A charitable gift from your estate is a favored method of giving that enables you to achieve your financial goals and benefit Georgetown Day School. No other planned gift is as simple to make or as easy to change, should you ever need the assets during your lifetime.

A bequest may be right for you if:

  • You want to make a gift to Georgetown Day School.
  • You want the flexibility to change your mind.
  • You want continued access to your wealth, should you need it.
  • You are concerned about outliving your resources.

Remembering Georgetown Day School in your will is a wonderful way for you to make a lasting gift. Large or small, your bequest will make an important contribution to our long-term strength and our ability to carry on with our activities.

But what if you don't have a will or living trust? You are not alone. Most Americans don’t have a will.

Without a will, the laws of your state will decide how your estate is divided. Typically, the probate court will divide your estate among your closest surviving family members according to a formula, and none of your estate can go to Georgetown Day School or any other charity. If you wish to have a say in how your estate is distributed, you must have a will or living trust. We encourage you to work with an experienced attorney to create a will or living trust that accomplishes your goals for your estate.

Ways you can define a charitable gift in your will
There are several ways that you can define the amount of your charitable gift to Georgetown Day School. They are:

  • A gift of a particular amount of money. Example: $25,000.
  • A gift of a specific item or items. Example: 1,000 shares of ABC Corporation.
  • A gift that will be made only if one or more conditions are met. Example: I give $25,000 provided my spouse does not survive me.
  • A residuary bequest (a gift that will be made from the remainder of my estate once all other obligations have been met). Example: I give 25% of the remainder of my estate. 

Ways to specify how we may use your bequest
You have several options for telling Georgetown Day School how we may use your bequest once we receive it. They are:

  • An unrestricted bequest – This gift allows Georgetown Day School the most flexibility.
  • A restricted bequest – This gift is for a specific use – such as financial aid, faculty salaries or a program – that is important to you. It is best for you to consult with us before placing restrictions on your bequest to be sure we can carry out your wishes.
  • An endowed bequest – Georgetown Day School invests your gift with the rest of our endowment. We distribute the income these funds generate in accordance with our spending policy. An endowed bequest can be restricted or unrestricted.
  • An honorary bequest – This gift is made in honor of someone. Any form of bequest can also be an honorary bequest.

Make sure we can carry out your wishes
It is important that your bequest be accurately and clearly described in your will so that we can carry out your wishes. We are pleased to consult with you regarding the terms of your bequest so that we will be able to carry out your intentions. To be sure your bequest is properly received by Georgetown Day School, please include our full legal name and employer identification number.

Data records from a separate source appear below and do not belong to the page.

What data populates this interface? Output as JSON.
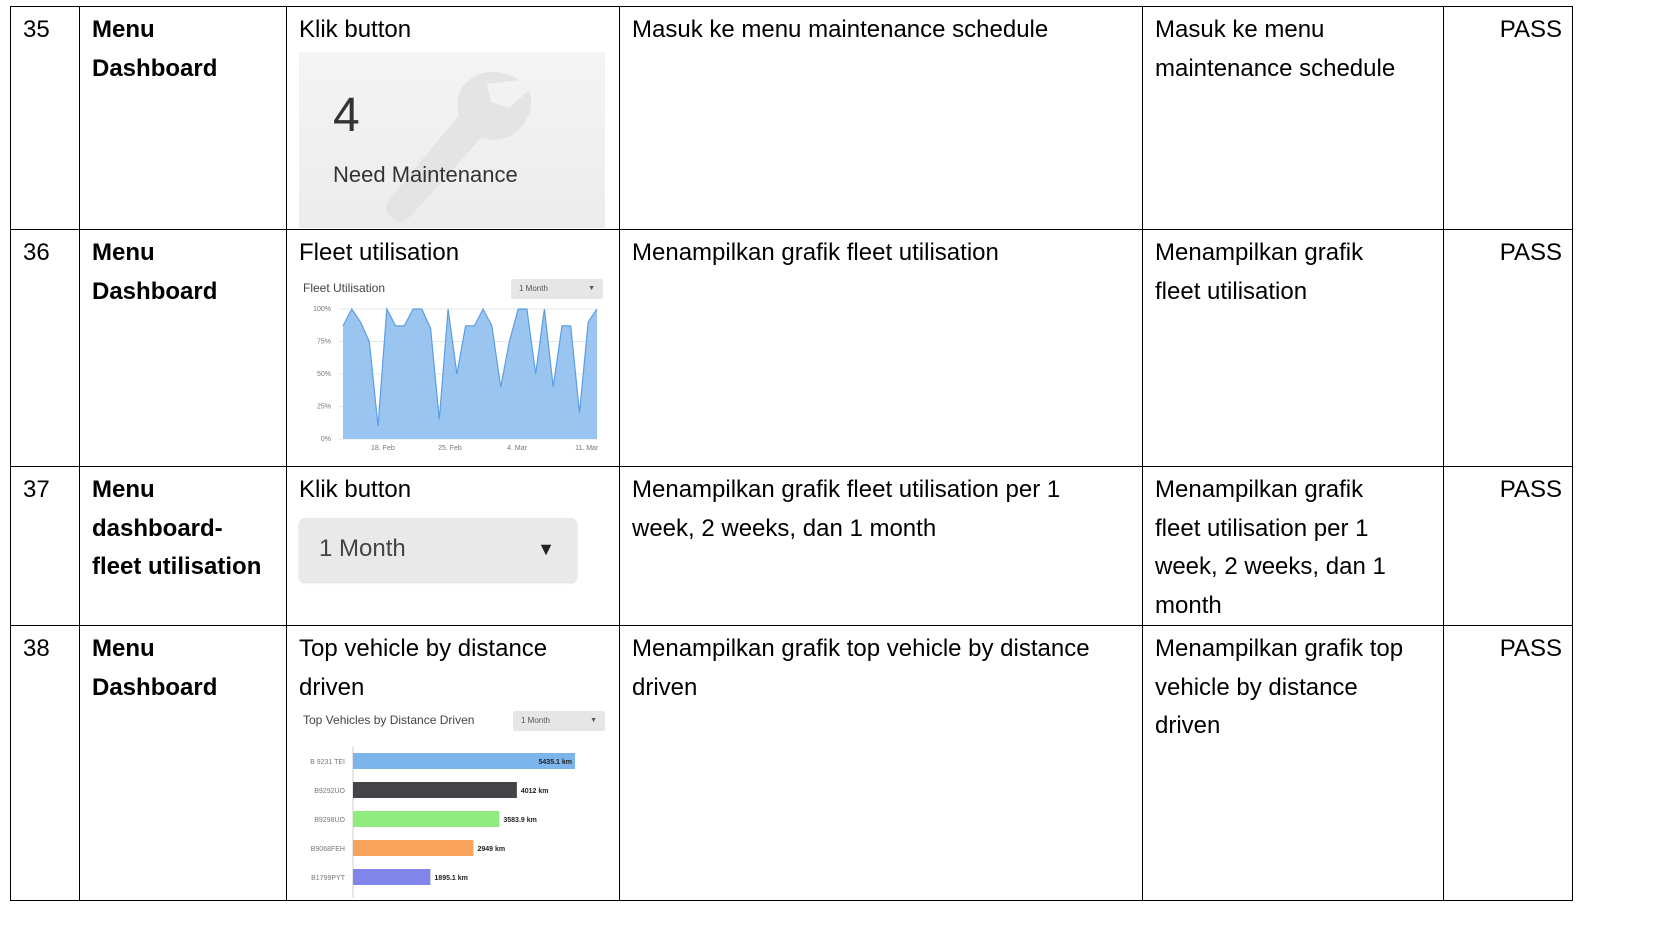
{
  "rows": [
    {
      "no": "35",
      "scenario_line1": "Menu",
      "scenario_line2": "Dashboard",
      "step": "Klik button",
      "expected": "Masuk ke menu maintenance schedule",
      "actual_line1": "Masuk ke menu",
      "actual_line2": "maintenance schedule",
      "result": "PASS",
      "card": {
        "number": "4",
        "caption": "Need Maintenance",
        "icon": "wrench-icon"
      }
    },
    {
      "no": "36",
      "scenario_line1": "Menu",
      "scenario_line2": "Dashboard",
      "step": "Fleet utilisation",
      "expected": "Menampilkan grafik fleet utilisation",
      "actual_line1": "Menampilkan grafik",
      "actual_line2": "fleet utilisation",
      "result": "PASS",
      "chart_title": "Fleet Utilisation",
      "select_value": "1 Month"
    },
    {
      "no": "37",
      "scenario_line1": "Menu",
      "scenario_line2": "dashboard-",
      "scenario_line3": "fleet utilisation",
      "step": "Klik button",
      "expected_line1": "Menampilkan grafik fleet utilisation per 1",
      "expected_line2": "week, 2 weeks, dan 1 month",
      "actual_line1": "Menampilkan grafik",
      "actual_line2": "fleet utilisation per 1",
      "actual_line3": "week, 2 weeks, dan 1",
      "actual_line4": "month",
      "result": "PASS",
      "dropdown_value": "1 Month"
    },
    {
      "no": "38",
      "scenario_line1": "Menu",
      "scenario_line2": "Dashboard",
      "step_line1": "Top vehicle by distance",
      "step_line2": "driven",
      "expected_line1": "Menampilkan grafik top vehicle by distance",
      "expected_line2": "driven",
      "actual_line1": "Menampilkan grafik top",
      "actual_line2": "vehicle by distance",
      "actual_line3": "driven",
      "result": "PASS",
      "chart_title": "Top Vehicles by Distance Driven",
      "select_value": "1 Month"
    }
  ],
  "chart_data": [
    {
      "type": "area",
      "title": "Fleet Utilisation",
      "x_tick_labels": [
        "18. Feb",
        "25. Feb",
        "4. Mar",
        "11. Mar"
      ],
      "y_tick_labels": [
        "100%",
        "75%",
        "50%",
        "25%",
        "0%"
      ],
      "ylim": [
        0,
        100
      ],
      "grid": true,
      "color": "#8fbfee",
      "series": [
        {
          "values": [
            87,
            100,
            90,
            75,
            10,
            100,
            87,
            87,
            100,
            100,
            85,
            15,
            100,
            50,
            87,
            87,
            100,
            87,
            40,
            75,
            100,
            100,
            50,
            100,
            40,
            87,
            87,
            20,
            90,
            100
          ]
        }
      ]
    },
    {
      "type": "bar",
      "orientation": "horizontal",
      "title": "Top Vehicles by Distance Driven",
      "categories": [
        "B 9231 TEI",
        "B9292UO",
        "B9298UO",
        "B9068FEH",
        "B1799PYT"
      ],
      "values": [
        5435.1,
        4012,
        3583.9,
        2949,
        1895.1
      ],
      "value_labels": [
        "5435.1 km",
        "4012 km",
        "3583.9 km",
        "2949 km",
        "1895.1 km"
      ],
      "colors": [
        "#7cb5ec",
        "#434348",
        "#90ed7d",
        "#f7a35c",
        "#8085e9"
      ]
    }
  ]
}
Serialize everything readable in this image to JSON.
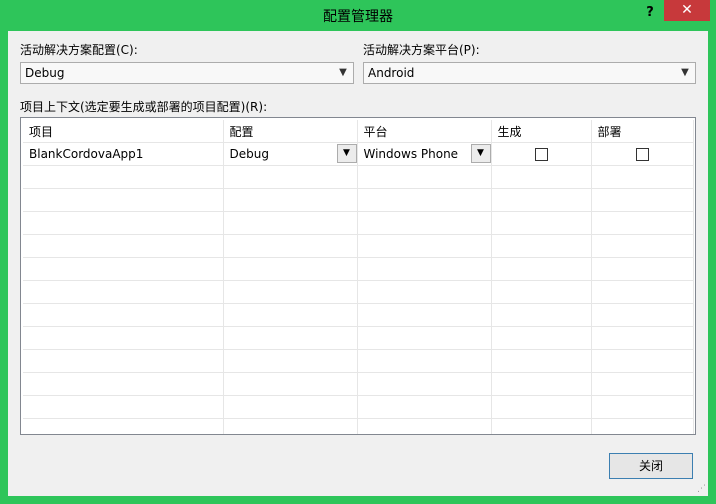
{
  "window": {
    "title": "配置管理器",
    "help": "?",
    "close": "✕"
  },
  "solution": {
    "config_label": "活动解决方案配置(C):",
    "config_value": "Debug",
    "platform_label": "活动解决方案平台(P):",
    "platform_value": "Android"
  },
  "grid": {
    "label": "项目上下文(选定要生成或部署的项目配置)(R):",
    "columns": [
      "项目",
      "配置",
      "平台",
      "生成",
      "部署"
    ],
    "rows": [
      {
        "project": "BlankCordovaApp1",
        "config": "Debug",
        "platform": "Windows Phone",
        "build": false,
        "deploy": false
      }
    ]
  },
  "footer": {
    "close_button": "关闭"
  },
  "icons": {
    "dropdown": "chevron-down-icon",
    "grip": "resize-grip-icon"
  },
  "colors": {
    "frame": "#2ec55a",
    "close": "#c7393b",
    "client": "#f0f0f0"
  }
}
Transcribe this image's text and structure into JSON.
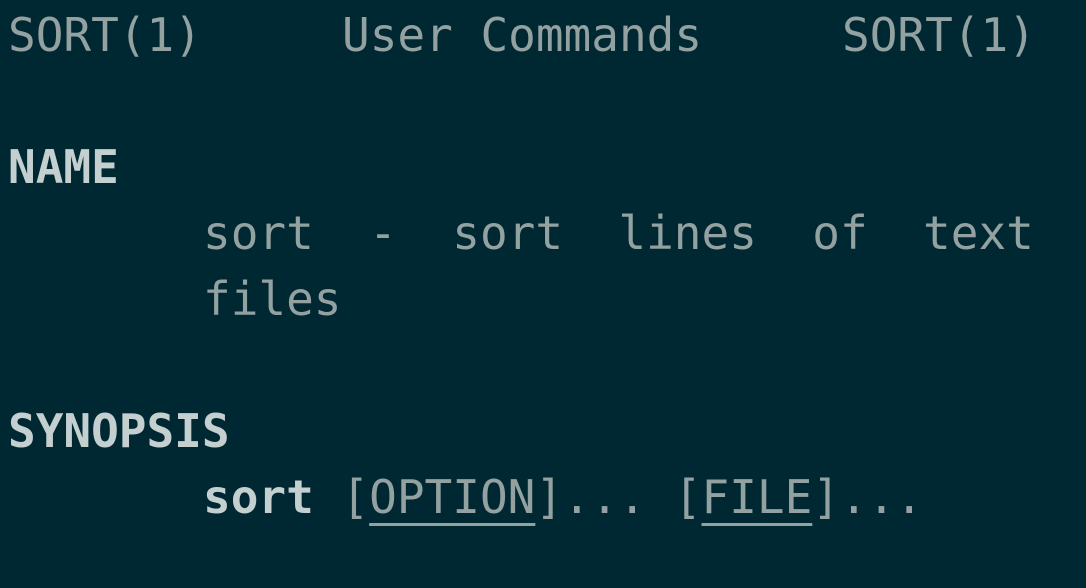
{
  "colors": {
    "background": "#002833",
    "text": "#93a1a1",
    "bold": "#c4cfcf"
  },
  "header": {
    "left": "SORT(1)",
    "center": "User Commands",
    "right": "SORT(1)"
  },
  "name": {
    "heading": "NAME",
    "line1": "sort  -  sort  lines  of  text",
    "line2": "files"
  },
  "synopsis": {
    "heading": "SYNOPSIS",
    "command": "sort",
    "open1": " [",
    "arg1": "OPTION",
    "close1": "]... [",
    "arg2": "FILE",
    "close2": "]..."
  }
}
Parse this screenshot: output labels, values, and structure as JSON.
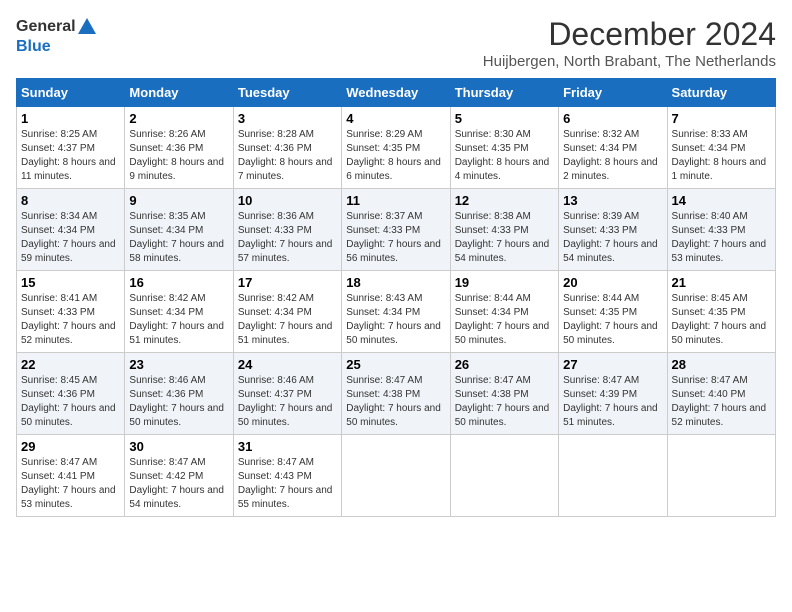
{
  "logo": {
    "general": "General",
    "blue": "Blue"
  },
  "title": "December 2024",
  "subtitle": "Huijbergen, North Brabant, The Netherlands",
  "weekdays": [
    "Sunday",
    "Monday",
    "Tuesday",
    "Wednesday",
    "Thursday",
    "Friday",
    "Saturday"
  ],
  "weeks": [
    [
      {
        "day": "1",
        "sunrise": "8:25 AM",
        "sunset": "4:37 PM",
        "daylight": "8 hours and 11 minutes."
      },
      {
        "day": "2",
        "sunrise": "8:26 AM",
        "sunset": "4:36 PM",
        "daylight": "8 hours and 9 minutes."
      },
      {
        "day": "3",
        "sunrise": "8:28 AM",
        "sunset": "4:36 PM",
        "daylight": "8 hours and 7 minutes."
      },
      {
        "day": "4",
        "sunrise": "8:29 AM",
        "sunset": "4:35 PM",
        "daylight": "8 hours and 6 minutes."
      },
      {
        "day": "5",
        "sunrise": "8:30 AM",
        "sunset": "4:35 PM",
        "daylight": "8 hours and 4 minutes."
      },
      {
        "day": "6",
        "sunrise": "8:32 AM",
        "sunset": "4:34 PM",
        "daylight": "8 hours and 2 minutes."
      },
      {
        "day": "7",
        "sunrise": "8:33 AM",
        "sunset": "4:34 PM",
        "daylight": "8 hours and 1 minute."
      }
    ],
    [
      {
        "day": "8",
        "sunrise": "8:34 AM",
        "sunset": "4:34 PM",
        "daylight": "7 hours and 59 minutes."
      },
      {
        "day": "9",
        "sunrise": "8:35 AM",
        "sunset": "4:34 PM",
        "daylight": "7 hours and 58 minutes."
      },
      {
        "day": "10",
        "sunrise": "8:36 AM",
        "sunset": "4:33 PM",
        "daylight": "7 hours and 57 minutes."
      },
      {
        "day": "11",
        "sunrise": "8:37 AM",
        "sunset": "4:33 PM",
        "daylight": "7 hours and 56 minutes."
      },
      {
        "day": "12",
        "sunrise": "8:38 AM",
        "sunset": "4:33 PM",
        "daylight": "7 hours and 54 minutes."
      },
      {
        "day": "13",
        "sunrise": "8:39 AM",
        "sunset": "4:33 PM",
        "daylight": "7 hours and 54 minutes."
      },
      {
        "day": "14",
        "sunrise": "8:40 AM",
        "sunset": "4:33 PM",
        "daylight": "7 hours and 53 minutes."
      }
    ],
    [
      {
        "day": "15",
        "sunrise": "8:41 AM",
        "sunset": "4:33 PM",
        "daylight": "7 hours and 52 minutes."
      },
      {
        "day": "16",
        "sunrise": "8:42 AM",
        "sunset": "4:34 PM",
        "daylight": "7 hours and 51 minutes."
      },
      {
        "day": "17",
        "sunrise": "8:42 AM",
        "sunset": "4:34 PM",
        "daylight": "7 hours and 51 minutes."
      },
      {
        "day": "18",
        "sunrise": "8:43 AM",
        "sunset": "4:34 PM",
        "daylight": "7 hours and 50 minutes."
      },
      {
        "day": "19",
        "sunrise": "8:44 AM",
        "sunset": "4:34 PM",
        "daylight": "7 hours and 50 minutes."
      },
      {
        "day": "20",
        "sunrise": "8:44 AM",
        "sunset": "4:35 PM",
        "daylight": "7 hours and 50 minutes."
      },
      {
        "day": "21",
        "sunrise": "8:45 AM",
        "sunset": "4:35 PM",
        "daylight": "7 hours and 50 minutes."
      }
    ],
    [
      {
        "day": "22",
        "sunrise": "8:45 AM",
        "sunset": "4:36 PM",
        "daylight": "7 hours and 50 minutes."
      },
      {
        "day": "23",
        "sunrise": "8:46 AM",
        "sunset": "4:36 PM",
        "daylight": "7 hours and 50 minutes."
      },
      {
        "day": "24",
        "sunrise": "8:46 AM",
        "sunset": "4:37 PM",
        "daylight": "7 hours and 50 minutes."
      },
      {
        "day": "25",
        "sunrise": "8:47 AM",
        "sunset": "4:38 PM",
        "daylight": "7 hours and 50 minutes."
      },
      {
        "day": "26",
        "sunrise": "8:47 AM",
        "sunset": "4:38 PM",
        "daylight": "7 hours and 50 minutes."
      },
      {
        "day": "27",
        "sunrise": "8:47 AM",
        "sunset": "4:39 PM",
        "daylight": "7 hours and 51 minutes."
      },
      {
        "day": "28",
        "sunrise": "8:47 AM",
        "sunset": "4:40 PM",
        "daylight": "7 hours and 52 minutes."
      }
    ],
    [
      {
        "day": "29",
        "sunrise": "8:47 AM",
        "sunset": "4:41 PM",
        "daylight": "7 hours and 53 minutes."
      },
      {
        "day": "30",
        "sunrise": "8:47 AM",
        "sunset": "4:42 PM",
        "daylight": "7 hours and 54 minutes."
      },
      {
        "day": "31",
        "sunrise": "8:47 AM",
        "sunset": "4:43 PM",
        "daylight": "7 hours and 55 minutes."
      },
      null,
      null,
      null,
      null
    ]
  ]
}
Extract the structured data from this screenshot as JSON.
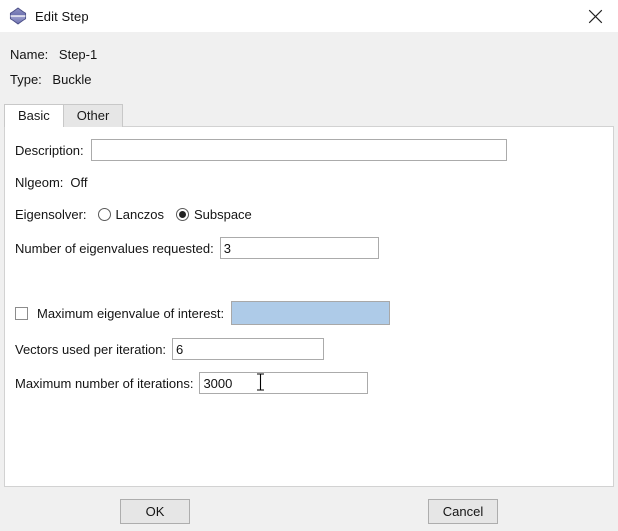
{
  "window": {
    "title": "Edit Step",
    "icon": "step-icon",
    "close_icon": "close-icon"
  },
  "header": {
    "name_label": "Name:",
    "name_value": "Step-1",
    "type_label": "Type:",
    "type_value": "Buckle"
  },
  "tabs": [
    {
      "label": "Basic",
      "active": true
    },
    {
      "label": "Other",
      "active": false
    }
  ],
  "basic": {
    "description_label": "Description:",
    "description_value": "",
    "nlgeom_label": "Nlgeom:",
    "nlgeom_value": "Off",
    "eigensolver_label": "Eigensolver:",
    "eigensolver_options": [
      {
        "label": "Lanczos",
        "selected": false
      },
      {
        "label": "Subspace",
        "selected": true
      }
    ],
    "num_eigenvalues_label": "Number of eigenvalues requested:",
    "num_eigenvalues_value": "3",
    "max_eigenvalue_label": "Maximum eigenvalue of interest:",
    "max_eigenvalue_checked": false,
    "max_eigenvalue_value": "",
    "vectors_label": "Vectors used per iteration:",
    "vectors_value": "6",
    "max_iterations_label": "Maximum number of iterations:",
    "max_iterations_value": "3000"
  },
  "footer": {
    "ok_label": "OK",
    "cancel_label": "Cancel"
  },
  "colors": {
    "highlight_field": "#aecbe8",
    "window_background": "#f0f0f0",
    "panel_background": "#ffffff"
  }
}
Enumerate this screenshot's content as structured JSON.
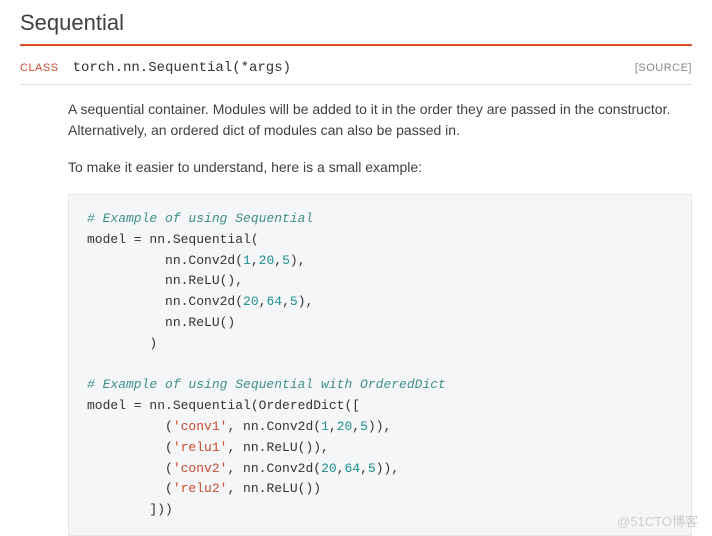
{
  "title": "Sequential",
  "class_label": "CLASS",
  "class_signature": "torch.nn.Sequential(*args)",
  "source_label": "[SOURCE]",
  "description1": "A sequential container. Modules will be added to it in the order they are passed in the constructor. Alternatively, an ordered dict of modules can also be passed in.",
  "description2": "To make it easier to understand, here is a small example:",
  "code": {
    "comment1": "# Example of using Sequential",
    "line1a": "model = nn.Sequential(",
    "line1b_pre": "          nn.Conv2d(",
    "line1b_n1": "1",
    "line1b_c1": ",",
    "line1b_n2": "20",
    "line1b_c2": ",",
    "line1b_n3": "5",
    "line1b_post": "),",
    "line1c": "          nn.ReLU(),",
    "line1d_pre": "          nn.Conv2d(",
    "line1d_n1": "20",
    "line1d_c1": ",",
    "line1d_n2": "64",
    "line1d_c2": ",",
    "line1d_n3": "5",
    "line1d_post": "),",
    "line1e": "          nn.ReLU()",
    "line1f": "        )",
    "comment2": "# Example of using Sequential with OrderedDict",
    "line2a": "model = nn.Sequential(OrderedDict([",
    "line2b_pre": "          (",
    "line2b_str": "'conv1'",
    "line2b_mid": ", nn.Conv2d(",
    "line2b_n1": "1",
    "line2b_c1": ",",
    "line2b_n2": "20",
    "line2b_c2": ",",
    "line2b_n3": "5",
    "line2b_post": ")),",
    "line2c_pre": "          (",
    "line2c_str": "'relu1'",
    "line2c_post": ", nn.ReLU()),",
    "line2d_pre": "          (",
    "line2d_str": "'conv2'",
    "line2d_mid": ", nn.Conv2d(",
    "line2d_n1": "20",
    "line2d_c1": ",",
    "line2d_n2": "64",
    "line2d_c2": ",",
    "line2d_n3": "5",
    "line2d_post": ")),",
    "line2e_pre": "          (",
    "line2e_str": "'relu2'",
    "line2e_post": ", nn.ReLU())",
    "line2f": "        ]))"
  },
  "watermark": "@51CTO博客"
}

Legal name: Georgetown Day School, Inc.

Current address: 4200 Davenport Street, NW Washington, DC  20016

Employer identification number: 53-0204701
We are happy to provide you with sample bequest language to assist you and your attorney. You have complete flexibility to change your bequest at any time. 

Tax benefits
Because your bequest is revocable, you do not receive an income tax charitable deduction when you create it, but your estate will receive an estate tax deduction for the full value of your bequest in the year it is made. Depending on a variety of factors, including the size of your estate and estate tax law at the time your estate is settled, this deduction may or may not save estate taxes.


Diane Cannon, a widow and a parent of an alumna, has been a supporter of Georgetown Day School for many years. Diane is in good health now, but does not want to be a financial burden to her children should she require expensive health care in the future.

She wants to make a lasting gift to Georgetown Day School in memory of her husband. After discussing her options with her estate planning advisor, she creates a residuary bequest. GDS will receive 100% of the remainder of her estate after all other obligations, such as taxes and bequests to her children and grandchildren, have been settled.


  • Diane’s assets will remain available to her should she need them.
  • The revocable nature of her gift will minimize the possibility that she will ever need financial help from her children.
  • If her estate is worth what she expects when it is settled, she will be able to provide a generous legacy gift to GDS, which has meant so much to her family.